Flemish cancer foundation hands out 19 million in grants and subsidies

February 2020 Fundraising Willem van Altena

Last December, the Flemish cancer fundraising foundation ‘Kom op tegen Kanker’ handed out nearly 19 million euros worth of grants to 73 initiatives that aim to improve survival and quality of life of people who are faced with cancer. The festive gathering in Ancienne Belgique in Brussels also saw the launch of a new award for the most patient-minded project.

40,000 per year

Director Marc Michils: “Every year, over 40,000 people in Flanders are diagnosed with cancer, and one in three does not survive. And those who do manage to overcome their cancer often face years of after-effects. This is why research into new treatments is just as important as support to initiatives that aim to improve quality of life of patients and former patients.”

Every year, ‘Kom op tegen Kanker’ receives hundreds of grant applications. All these are carefully assessed by expert committees as well as patient organisations. Marc Michils: “Kom op tegen Kanker is unique in the way we finance projects because we give patients and ex-patients an active role in the selection process. Their experience makes them the perfect judges to assess whether a project fits in with the needs of cancer patients.”

This year, two new awards were launched: the Jean-Jacques Cassiman prize for the most patient-oriented biomedical research project, and the Kathy Lindekens prize for the most patient-oriented psycho-social project.

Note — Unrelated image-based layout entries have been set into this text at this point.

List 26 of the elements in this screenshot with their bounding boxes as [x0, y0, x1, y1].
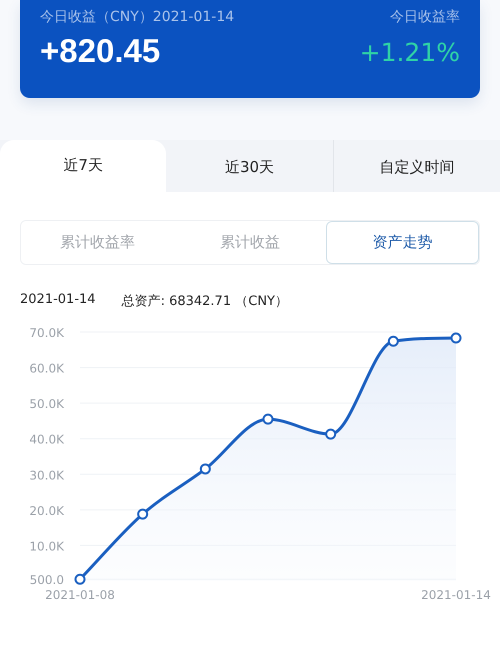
y-axis-label: 50.0K [29, 397, 64, 412]
y-axis-label: 500.0 [30, 573, 64, 588]
x-axis-label: 2021-01-08 [45, 588, 115, 602]
data-point [262, 414, 274, 425]
y-axis-label: 70.0K [29, 326, 64, 340]
y-axis-label: 60.0K [29, 362, 64, 376]
period-tab[interactable]: 近7天 [0, 140, 166, 192]
data-point [74, 574, 86, 585]
x-axis-label: 2021-01-14 [421, 588, 491, 602]
y-axis-label: 30.0K [29, 468, 64, 482]
earnings-amount: +820.45 [40, 32, 160, 70]
earnings-label: 今日收益（CNY）2021-01-14 [40, 8, 234, 26]
info-date: 2021-01-14 [20, 292, 96, 309]
y-axis-label: 40.0K [29, 432, 64, 447]
data-point [388, 336, 399, 347]
data-point [200, 463, 211, 474]
period-tab[interactable]: 近30天 [166, 140, 333, 192]
metric-tab[interactable]: 资产走势 [326, 221, 480, 264]
y-axis-label: 20.0K [29, 504, 64, 518]
y-axis-label: 10.0K [29, 539, 64, 554]
data-point [137, 508, 148, 520]
data-point [325, 428, 336, 440]
total-assets: 总资产: 68342.71 （CNY） [122, 293, 288, 310]
data-point [450, 332, 462, 344]
rate-label: 今日收益率 [390, 8, 460, 26]
rate-value: +1.21% [360, 38, 460, 66]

The first award went to prof. dr. Frédéric Amant of KU Leuven who researches long term consquences of cancer therapy during pregnancy for both mother and child. He is delighted with the recognition. “Our research really focuses on the patient and the results are implemented very rapidly in hospitals. Fewer and fewer pregnancies are terminated because of cancer treatment.”

The project ‘attentive visitors in home care’ of prof. dr. Kenneth Chambaere (professor in end-of-life ethics UGent) was the recipient of the Kathy Lindekens prize. This project involves training volunteers in palliative home care to detect psychological and social needs in patients, and to pass this first hand information on to care workers. “Even when it becomes apparent that the cancer cannot be cured, these volunteers ensure that patients never lose touch with their humanity, by surrounding them with mental and social support. This award is a recognition for all those volunteers.”

Of the almost 19 million euros, over 15,6 million is divided among 33 biomedical research projects and 19 grants. Almost 3 million euros is allocated for 3 psycho-social research projects and 17 care initiatives. There is also a grant of almost 350,000 euro for a research project in the field of prevention.